Por Antonio A. Herrera-Vaillant
Hace 50 años se soñaba con una Gran Venezuela. Nuestros recursos naturales nos permitían aspirar a un progreso sin límites para todos. Éramos un país con aspiración de progreso ilimitado, que tenía confianza en sí mismo, que ponía sus miras siempre hacia adelante y hacia arriba.
Muchos sostienen que aquella era una Venezuela muy desigual, y eso es absolutamente cierto: Pero entonces la gente era colectivamente optimista, y hasta los de la más modesta situación económica apuntaban a la superación.
¿Qué ha pasado? ¿Cómo puede ser que un país que siempre trató de estar en la vanguardia de todos, lleno de esperanzas y afán de superación, ha llegado al presente estado de degradación, desidia y desolación?
Quizás la culpa fue de la impaciencia. Quizás quisimos ir más rápido de lo que la historia y la realidad social permitían. Quizás por demasiado exigentes se defenestró a un presidente por causas que ahora nos parecen triviales. Quizás olvidamos que las sociedades progresan gradualmente, que las mejoras no aparecen de la noche a la mañana.
Posiblemente malinterpretamos aquellos primeros intentos de combatir la corrupción, y a medida que se destapaban escándalos no entendimos que aquello era apenas un comienzo, y nos adelantamos a pensar que todo era corrupto, a generalizar la condena a todos los políticos y a todos los partidos.
Olvidamos que lo perfecto es el peor enemigo de lo bueno y buscamos soluciones radicales.
Y lo peor es que veinte y tres años después de lanzar al país por un túnel de pesadillas, de ruina, decadencia y chabacanería, se ha seguido en busca de soluciones automáticas, instantáneas, o mágicas.
El último dislate ha sido eliminar el único símbolo de la continuidad legal y constitucional que nos quedaba y que todavía reconocían los principales promotores de la democracia en el mundo. A cambio de nada.
Y aquí estamos, a punto de volvernos un Haití o una Somalia, porque estamos al borde de la bancarrota total, sumergidos en una cosa amorfa que no tiene ideología ni nada que se le parezca, que es la simple entronización del crimen y el malandraje. Es desgobierno, anarquía y sálvense quien pueda.

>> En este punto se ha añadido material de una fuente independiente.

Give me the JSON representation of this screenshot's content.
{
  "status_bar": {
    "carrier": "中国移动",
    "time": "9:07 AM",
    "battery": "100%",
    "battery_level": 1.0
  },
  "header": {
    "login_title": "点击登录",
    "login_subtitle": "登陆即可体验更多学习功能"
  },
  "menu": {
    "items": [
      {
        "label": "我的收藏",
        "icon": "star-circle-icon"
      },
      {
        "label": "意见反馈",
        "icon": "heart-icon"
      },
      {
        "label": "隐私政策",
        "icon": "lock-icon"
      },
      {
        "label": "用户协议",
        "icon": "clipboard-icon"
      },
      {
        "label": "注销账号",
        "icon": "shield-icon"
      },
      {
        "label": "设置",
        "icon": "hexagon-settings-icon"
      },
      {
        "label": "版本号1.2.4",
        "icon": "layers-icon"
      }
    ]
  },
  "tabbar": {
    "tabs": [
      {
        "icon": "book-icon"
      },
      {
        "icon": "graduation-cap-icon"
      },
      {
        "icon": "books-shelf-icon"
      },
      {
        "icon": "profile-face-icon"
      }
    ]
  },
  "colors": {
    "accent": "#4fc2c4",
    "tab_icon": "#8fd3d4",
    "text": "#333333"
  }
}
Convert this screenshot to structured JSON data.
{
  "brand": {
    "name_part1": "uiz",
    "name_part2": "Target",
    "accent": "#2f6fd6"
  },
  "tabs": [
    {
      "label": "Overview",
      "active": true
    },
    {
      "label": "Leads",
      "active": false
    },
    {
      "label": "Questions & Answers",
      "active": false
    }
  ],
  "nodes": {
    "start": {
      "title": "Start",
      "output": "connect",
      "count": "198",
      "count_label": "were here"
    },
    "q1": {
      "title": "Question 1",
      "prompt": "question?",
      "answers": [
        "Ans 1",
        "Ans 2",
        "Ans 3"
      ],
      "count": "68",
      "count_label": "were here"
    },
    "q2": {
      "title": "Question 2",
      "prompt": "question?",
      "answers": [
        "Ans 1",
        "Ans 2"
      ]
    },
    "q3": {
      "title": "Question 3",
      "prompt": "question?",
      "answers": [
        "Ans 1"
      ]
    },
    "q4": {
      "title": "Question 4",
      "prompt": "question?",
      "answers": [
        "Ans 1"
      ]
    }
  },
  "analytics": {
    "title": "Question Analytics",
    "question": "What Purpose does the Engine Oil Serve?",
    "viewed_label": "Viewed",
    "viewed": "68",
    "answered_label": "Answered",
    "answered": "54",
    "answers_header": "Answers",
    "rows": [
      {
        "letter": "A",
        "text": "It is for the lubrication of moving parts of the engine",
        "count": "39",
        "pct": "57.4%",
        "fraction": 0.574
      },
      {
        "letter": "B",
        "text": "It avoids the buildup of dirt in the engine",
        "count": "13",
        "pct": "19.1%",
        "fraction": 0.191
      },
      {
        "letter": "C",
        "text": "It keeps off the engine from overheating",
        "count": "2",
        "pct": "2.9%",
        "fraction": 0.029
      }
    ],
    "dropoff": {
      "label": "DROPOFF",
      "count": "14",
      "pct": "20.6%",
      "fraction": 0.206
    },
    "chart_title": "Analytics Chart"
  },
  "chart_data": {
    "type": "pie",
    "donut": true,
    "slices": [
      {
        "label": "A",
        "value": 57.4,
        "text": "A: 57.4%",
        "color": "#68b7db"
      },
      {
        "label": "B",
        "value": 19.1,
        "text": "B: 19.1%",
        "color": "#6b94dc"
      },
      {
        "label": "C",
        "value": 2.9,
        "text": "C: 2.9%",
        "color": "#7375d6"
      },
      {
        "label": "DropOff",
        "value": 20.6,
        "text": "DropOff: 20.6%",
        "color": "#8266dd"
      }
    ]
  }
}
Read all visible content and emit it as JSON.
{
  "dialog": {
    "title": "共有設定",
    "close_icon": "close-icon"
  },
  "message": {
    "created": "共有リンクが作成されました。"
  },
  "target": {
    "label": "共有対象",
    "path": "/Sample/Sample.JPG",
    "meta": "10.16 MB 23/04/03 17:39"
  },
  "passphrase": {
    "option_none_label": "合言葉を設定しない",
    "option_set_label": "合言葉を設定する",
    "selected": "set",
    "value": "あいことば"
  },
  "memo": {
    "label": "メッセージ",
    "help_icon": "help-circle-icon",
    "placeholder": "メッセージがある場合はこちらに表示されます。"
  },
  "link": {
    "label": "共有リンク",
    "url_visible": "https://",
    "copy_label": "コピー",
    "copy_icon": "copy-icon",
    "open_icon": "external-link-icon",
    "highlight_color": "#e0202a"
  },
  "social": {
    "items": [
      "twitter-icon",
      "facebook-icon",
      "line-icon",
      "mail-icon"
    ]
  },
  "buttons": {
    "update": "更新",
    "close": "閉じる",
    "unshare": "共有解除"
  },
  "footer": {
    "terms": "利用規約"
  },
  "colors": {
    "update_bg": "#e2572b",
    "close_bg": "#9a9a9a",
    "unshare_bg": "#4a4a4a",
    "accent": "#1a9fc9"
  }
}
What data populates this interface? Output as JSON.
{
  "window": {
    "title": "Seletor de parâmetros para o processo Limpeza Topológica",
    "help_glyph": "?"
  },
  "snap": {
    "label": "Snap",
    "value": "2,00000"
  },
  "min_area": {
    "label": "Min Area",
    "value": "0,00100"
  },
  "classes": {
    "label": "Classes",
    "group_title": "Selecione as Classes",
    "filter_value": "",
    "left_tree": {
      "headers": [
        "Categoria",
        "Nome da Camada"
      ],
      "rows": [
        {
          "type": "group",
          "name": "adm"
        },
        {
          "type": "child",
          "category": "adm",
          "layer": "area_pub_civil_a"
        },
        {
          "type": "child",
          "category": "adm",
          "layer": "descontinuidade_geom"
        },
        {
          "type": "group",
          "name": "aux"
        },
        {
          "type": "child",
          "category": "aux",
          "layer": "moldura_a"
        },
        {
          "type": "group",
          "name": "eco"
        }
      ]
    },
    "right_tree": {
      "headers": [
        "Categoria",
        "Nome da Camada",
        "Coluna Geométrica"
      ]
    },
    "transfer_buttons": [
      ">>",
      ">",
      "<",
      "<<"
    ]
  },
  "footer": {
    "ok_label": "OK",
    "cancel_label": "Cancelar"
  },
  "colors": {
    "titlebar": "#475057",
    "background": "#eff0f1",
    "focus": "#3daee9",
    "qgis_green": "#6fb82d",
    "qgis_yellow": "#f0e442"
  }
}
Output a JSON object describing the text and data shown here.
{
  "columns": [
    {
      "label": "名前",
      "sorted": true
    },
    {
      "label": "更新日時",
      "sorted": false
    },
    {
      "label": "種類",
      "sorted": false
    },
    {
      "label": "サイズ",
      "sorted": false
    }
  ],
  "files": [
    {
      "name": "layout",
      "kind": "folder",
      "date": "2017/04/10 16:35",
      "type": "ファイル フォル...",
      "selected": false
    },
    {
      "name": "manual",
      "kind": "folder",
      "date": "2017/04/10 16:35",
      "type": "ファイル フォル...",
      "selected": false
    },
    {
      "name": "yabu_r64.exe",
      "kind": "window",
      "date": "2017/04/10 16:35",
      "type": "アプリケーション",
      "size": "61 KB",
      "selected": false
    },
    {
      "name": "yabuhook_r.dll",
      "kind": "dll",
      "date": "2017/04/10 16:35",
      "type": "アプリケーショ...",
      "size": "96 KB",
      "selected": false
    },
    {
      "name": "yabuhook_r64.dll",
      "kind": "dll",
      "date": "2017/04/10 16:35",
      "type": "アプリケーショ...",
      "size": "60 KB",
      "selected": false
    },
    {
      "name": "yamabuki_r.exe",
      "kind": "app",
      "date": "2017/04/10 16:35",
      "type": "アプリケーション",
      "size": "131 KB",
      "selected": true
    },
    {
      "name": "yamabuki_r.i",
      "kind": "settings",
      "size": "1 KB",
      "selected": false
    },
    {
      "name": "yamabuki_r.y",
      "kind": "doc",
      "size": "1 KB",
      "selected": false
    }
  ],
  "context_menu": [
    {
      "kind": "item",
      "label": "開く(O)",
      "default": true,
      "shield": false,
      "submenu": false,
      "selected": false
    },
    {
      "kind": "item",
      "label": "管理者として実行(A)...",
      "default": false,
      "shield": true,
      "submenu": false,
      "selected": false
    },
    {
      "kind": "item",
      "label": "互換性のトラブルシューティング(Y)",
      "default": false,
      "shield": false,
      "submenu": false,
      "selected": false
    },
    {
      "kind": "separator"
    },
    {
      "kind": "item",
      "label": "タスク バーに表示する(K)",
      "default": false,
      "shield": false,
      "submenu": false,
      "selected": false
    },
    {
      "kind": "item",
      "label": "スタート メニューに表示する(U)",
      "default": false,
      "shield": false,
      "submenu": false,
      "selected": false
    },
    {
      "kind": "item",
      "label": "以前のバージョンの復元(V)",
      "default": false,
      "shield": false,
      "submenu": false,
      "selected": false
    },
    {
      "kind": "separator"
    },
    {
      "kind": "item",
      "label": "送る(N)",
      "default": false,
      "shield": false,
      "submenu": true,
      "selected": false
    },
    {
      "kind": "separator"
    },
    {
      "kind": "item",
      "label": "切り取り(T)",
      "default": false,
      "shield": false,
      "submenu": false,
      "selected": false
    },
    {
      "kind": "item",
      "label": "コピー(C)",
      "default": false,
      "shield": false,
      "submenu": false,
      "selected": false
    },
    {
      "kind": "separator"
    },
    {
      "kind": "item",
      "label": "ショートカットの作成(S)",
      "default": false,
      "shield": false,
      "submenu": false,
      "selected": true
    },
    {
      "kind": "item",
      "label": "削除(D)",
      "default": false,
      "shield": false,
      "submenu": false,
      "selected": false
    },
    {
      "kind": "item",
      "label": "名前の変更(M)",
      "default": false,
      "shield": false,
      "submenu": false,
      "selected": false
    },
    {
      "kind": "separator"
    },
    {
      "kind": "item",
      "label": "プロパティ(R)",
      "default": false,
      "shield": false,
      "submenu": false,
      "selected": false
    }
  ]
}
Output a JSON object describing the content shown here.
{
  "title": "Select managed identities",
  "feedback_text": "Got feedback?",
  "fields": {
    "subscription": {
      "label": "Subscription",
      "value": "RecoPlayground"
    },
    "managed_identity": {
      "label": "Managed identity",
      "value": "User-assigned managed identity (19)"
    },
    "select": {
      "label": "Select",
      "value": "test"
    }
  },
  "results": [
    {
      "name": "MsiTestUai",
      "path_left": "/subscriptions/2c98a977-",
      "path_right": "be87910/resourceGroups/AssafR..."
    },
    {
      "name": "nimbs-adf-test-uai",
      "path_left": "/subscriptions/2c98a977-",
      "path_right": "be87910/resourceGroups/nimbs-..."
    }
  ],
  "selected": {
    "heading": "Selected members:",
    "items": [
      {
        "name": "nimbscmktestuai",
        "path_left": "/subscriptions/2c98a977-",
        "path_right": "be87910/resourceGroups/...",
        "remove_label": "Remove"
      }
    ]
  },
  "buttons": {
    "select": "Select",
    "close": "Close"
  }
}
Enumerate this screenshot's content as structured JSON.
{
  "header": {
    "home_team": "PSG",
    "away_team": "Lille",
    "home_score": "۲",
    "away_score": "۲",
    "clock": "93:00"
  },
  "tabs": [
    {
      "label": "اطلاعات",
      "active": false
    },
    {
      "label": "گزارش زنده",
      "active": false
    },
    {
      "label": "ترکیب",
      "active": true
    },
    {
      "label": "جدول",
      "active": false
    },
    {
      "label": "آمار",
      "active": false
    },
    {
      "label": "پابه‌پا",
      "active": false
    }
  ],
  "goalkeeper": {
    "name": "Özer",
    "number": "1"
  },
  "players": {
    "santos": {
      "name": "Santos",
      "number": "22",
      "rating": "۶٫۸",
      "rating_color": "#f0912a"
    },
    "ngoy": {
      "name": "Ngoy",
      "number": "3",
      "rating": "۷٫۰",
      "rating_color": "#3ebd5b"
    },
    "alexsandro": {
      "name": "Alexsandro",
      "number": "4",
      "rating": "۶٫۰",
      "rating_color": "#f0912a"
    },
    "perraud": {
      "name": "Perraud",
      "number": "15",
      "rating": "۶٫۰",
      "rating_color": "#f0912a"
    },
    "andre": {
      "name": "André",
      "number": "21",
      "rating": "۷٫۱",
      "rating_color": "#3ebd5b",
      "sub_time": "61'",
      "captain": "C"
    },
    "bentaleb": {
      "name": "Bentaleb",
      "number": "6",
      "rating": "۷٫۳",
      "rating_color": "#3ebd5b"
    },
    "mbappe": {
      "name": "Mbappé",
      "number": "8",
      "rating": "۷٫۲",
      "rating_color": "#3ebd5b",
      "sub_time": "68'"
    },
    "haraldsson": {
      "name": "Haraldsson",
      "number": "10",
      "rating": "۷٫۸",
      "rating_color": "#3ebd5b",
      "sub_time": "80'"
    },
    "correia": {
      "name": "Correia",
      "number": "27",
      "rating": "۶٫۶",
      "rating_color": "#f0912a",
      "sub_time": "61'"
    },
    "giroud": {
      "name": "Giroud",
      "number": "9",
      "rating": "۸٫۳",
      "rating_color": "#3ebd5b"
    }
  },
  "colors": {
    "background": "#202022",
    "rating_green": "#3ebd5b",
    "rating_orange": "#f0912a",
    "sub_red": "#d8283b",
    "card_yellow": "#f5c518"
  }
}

El comienzo del fin del calvario vendrá cuando comience a prevalecer la madurez colectiva, cuando se entienda que la política es el arte de lo posible; con alternativas que ofrezcan verdadera gobernabilidad, realismo político, económico y social, equilibrio y aquella auténtica visión de estado que caracteriza a las naciones más avanzadas en este mundo. Mientras tanto, la letra – lamentablemente – seguirá entrando con sangre.